May 22 (SeeNews) - Montenegro needs to improve the flexibility of its economy to sustain growth over the long run as low labour productivity and employment levels and a large informal sector limit the potential economic expansion, the International Monetary Fund (IMF) said late on Monday.
The government's plans to reform labour laws and tax wedge provide an opportunity to improve the flexibility of labour market outcomes, boost participation rates, and reduce informality, although the lack of an independent currency and limited fiscal space constrain Montenegro's ability to absorb shocks, the IMF said in the concluding statement of the mission for the 2018 Article IV consultation with Montenegro.

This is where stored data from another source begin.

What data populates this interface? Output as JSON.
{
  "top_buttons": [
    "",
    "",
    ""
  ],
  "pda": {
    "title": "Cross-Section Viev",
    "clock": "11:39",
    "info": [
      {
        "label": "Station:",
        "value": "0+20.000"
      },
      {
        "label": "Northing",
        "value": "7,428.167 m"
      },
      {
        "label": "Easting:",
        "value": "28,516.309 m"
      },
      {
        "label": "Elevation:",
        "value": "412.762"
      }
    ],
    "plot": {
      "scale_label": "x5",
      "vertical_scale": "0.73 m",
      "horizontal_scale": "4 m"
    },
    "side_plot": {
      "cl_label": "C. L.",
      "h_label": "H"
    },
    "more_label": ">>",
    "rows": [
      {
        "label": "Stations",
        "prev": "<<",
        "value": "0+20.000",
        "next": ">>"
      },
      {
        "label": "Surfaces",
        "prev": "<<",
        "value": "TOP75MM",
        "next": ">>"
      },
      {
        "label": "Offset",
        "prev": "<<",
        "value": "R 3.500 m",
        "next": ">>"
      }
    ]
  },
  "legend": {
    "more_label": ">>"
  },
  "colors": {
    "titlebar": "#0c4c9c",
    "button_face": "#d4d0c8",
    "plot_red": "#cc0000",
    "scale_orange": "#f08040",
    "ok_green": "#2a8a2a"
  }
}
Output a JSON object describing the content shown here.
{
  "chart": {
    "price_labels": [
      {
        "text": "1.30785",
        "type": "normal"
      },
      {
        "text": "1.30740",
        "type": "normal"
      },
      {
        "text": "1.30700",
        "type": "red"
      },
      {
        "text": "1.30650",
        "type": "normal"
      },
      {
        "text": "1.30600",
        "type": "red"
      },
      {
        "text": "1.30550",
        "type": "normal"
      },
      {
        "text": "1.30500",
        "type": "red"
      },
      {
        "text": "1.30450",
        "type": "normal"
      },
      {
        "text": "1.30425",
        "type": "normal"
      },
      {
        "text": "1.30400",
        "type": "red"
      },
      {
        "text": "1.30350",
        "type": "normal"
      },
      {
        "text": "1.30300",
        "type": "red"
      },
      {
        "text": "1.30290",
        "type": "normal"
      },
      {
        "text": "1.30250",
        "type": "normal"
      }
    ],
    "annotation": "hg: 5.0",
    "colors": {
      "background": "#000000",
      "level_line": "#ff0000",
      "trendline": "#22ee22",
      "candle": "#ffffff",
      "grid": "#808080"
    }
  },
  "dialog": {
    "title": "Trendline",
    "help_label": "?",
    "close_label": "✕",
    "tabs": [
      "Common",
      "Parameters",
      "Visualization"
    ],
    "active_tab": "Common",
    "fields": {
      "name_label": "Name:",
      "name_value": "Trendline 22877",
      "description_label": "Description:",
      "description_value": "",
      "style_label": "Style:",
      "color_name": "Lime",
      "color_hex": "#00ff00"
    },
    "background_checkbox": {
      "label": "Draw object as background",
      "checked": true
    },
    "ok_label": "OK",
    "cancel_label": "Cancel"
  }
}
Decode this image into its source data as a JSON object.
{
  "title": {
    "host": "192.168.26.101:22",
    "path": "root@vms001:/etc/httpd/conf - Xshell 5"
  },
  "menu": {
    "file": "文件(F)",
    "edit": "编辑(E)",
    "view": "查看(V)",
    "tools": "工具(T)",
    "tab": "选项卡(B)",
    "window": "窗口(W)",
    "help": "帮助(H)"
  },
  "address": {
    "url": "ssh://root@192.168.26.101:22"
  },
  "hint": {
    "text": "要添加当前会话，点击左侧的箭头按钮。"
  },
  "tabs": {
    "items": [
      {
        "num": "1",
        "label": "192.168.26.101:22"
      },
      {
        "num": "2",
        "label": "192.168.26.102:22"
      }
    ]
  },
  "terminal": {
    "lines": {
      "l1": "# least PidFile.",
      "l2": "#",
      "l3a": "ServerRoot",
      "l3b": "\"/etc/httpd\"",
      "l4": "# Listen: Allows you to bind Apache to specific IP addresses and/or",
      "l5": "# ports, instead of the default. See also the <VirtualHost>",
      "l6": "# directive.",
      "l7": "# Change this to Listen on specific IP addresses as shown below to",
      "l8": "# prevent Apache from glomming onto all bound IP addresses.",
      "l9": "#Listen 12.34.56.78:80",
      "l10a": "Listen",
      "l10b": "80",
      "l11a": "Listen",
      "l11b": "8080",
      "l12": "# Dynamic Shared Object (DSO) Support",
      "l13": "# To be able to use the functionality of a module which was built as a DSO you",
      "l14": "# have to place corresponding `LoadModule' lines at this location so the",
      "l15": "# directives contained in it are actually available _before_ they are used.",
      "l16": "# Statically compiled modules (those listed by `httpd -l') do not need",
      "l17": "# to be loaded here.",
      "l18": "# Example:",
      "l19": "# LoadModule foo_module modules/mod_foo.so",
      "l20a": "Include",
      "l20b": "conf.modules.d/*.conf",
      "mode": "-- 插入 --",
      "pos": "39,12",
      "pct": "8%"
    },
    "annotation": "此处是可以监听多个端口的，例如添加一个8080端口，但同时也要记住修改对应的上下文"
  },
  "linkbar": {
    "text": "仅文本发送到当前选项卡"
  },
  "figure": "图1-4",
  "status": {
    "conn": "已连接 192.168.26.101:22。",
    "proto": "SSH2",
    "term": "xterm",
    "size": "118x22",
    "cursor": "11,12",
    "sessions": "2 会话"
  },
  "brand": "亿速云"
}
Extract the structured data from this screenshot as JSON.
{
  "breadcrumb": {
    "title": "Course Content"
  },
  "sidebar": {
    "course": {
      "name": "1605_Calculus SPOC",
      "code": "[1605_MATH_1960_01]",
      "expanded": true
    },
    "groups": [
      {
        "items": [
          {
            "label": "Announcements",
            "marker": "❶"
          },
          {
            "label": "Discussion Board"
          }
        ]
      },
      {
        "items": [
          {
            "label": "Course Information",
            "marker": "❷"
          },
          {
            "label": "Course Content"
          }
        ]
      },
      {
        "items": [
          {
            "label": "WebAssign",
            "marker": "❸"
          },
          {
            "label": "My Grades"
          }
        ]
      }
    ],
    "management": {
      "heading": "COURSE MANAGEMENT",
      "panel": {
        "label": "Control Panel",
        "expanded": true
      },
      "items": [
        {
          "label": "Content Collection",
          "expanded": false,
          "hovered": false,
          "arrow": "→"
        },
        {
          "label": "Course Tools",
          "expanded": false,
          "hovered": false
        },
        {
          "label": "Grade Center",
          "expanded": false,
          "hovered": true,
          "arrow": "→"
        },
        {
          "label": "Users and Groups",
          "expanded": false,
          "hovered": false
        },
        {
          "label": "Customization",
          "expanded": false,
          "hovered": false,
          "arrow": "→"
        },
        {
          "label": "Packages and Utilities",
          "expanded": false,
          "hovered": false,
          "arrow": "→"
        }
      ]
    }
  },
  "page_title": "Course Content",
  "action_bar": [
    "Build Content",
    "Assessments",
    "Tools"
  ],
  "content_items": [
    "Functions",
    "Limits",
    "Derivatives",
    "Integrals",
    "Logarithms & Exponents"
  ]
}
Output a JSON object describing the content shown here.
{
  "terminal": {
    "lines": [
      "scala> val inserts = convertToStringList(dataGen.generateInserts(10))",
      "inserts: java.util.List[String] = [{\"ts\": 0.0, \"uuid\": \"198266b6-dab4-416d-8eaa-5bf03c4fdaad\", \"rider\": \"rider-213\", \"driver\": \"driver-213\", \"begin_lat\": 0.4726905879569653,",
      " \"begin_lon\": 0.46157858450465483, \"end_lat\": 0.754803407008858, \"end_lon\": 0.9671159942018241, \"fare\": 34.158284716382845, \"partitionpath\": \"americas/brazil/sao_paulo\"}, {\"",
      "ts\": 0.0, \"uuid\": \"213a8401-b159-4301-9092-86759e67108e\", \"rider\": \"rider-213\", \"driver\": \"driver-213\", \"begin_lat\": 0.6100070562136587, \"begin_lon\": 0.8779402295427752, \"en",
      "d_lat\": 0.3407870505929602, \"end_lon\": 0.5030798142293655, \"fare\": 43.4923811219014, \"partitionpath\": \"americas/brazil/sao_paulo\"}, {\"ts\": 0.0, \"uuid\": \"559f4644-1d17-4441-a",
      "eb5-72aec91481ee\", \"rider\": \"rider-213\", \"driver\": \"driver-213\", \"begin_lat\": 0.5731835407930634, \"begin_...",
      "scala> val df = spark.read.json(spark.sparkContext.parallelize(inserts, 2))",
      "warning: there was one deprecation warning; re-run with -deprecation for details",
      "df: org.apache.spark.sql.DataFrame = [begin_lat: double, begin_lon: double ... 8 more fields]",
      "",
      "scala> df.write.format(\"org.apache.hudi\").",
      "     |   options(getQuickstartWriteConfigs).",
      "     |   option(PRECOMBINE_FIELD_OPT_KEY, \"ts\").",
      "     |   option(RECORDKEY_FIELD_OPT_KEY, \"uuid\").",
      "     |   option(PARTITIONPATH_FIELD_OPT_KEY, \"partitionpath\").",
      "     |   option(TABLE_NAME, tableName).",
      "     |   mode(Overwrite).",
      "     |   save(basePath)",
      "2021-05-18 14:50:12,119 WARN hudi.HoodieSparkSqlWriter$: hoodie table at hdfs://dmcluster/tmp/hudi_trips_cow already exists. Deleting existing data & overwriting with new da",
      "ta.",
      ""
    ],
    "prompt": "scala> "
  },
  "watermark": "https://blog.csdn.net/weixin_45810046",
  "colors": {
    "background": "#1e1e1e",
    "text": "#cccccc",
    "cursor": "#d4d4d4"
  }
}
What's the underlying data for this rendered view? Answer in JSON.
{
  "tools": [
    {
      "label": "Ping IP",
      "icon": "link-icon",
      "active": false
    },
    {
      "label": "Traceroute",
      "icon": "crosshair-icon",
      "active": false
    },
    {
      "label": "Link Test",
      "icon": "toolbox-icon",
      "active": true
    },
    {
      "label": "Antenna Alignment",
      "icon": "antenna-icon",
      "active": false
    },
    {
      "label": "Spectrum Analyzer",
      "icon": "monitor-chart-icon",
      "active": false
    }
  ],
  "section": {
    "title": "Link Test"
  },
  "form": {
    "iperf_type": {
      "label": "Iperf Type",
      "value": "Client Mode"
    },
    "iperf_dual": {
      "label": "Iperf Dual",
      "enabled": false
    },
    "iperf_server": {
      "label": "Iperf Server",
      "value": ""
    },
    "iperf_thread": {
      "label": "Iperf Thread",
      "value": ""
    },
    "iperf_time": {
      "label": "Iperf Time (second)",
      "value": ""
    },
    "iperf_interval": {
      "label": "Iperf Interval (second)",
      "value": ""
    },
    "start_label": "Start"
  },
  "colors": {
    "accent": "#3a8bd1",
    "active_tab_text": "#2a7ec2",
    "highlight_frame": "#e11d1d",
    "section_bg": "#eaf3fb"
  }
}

"Staff projects a primary surplus of 4.5% of gross domestic product (GDP) in 2020, leading general government debt (including guarantees) to fall quickly after peaking at 80 percent of GDP in 2019. The maintenance of primary surpluses after 2020 will be necessary for debt to fall rapidly, although surpluses could decline to around 3 percent of GDP," the Fund said.
Montenegro's economy is growing strongly, boosted by the implementation of large investment projects, including the construction of the Bar-Boljare highway, the IMF noted.
"Growth should continue over the medium term, albeit at a more moderate pace as highway construction ends. Staff projects the economy to expand by 3% in 2018 and 2.5% percent in 2019, with fiscal consolidation also acting as a moderate drag on growth."
While the implementation of large publicly financed infrastructure projects has added to economic growth, the accompanying use of fiscal resources has contributed to a large increase in government debt, which reached 75% of GDP in 2017. Large refinancing needs over 2019-21 have also been a source of fiscal vulnerability.
Over the medium term, the authorities should implement fiscal reforms to improve the composition of revenues and expenditures. The authorities should implement a strategy to right-size the public-sector workforce and implement a civil service reform. Central oversight over local government finances should be strengthened, and municipalities' incentives and capacity to raise their own revenues should be increased.
Tightening eligibility for early retirement should strengthen pension sustainability, and shifting pensions to wage valorisation and consumer price indexation would improve long-term fiscal and social sustainability. The IMF is of the opinion that the authorities should also review the fiscal cost of tax exemptions.
According to the IMF, taken together, these reforms would increase fiscal space over the medium term for greater high-productivity capital spending and well-targeted social spending or provide offsets for unforeseen fiscal slippages, which are a domestic risk.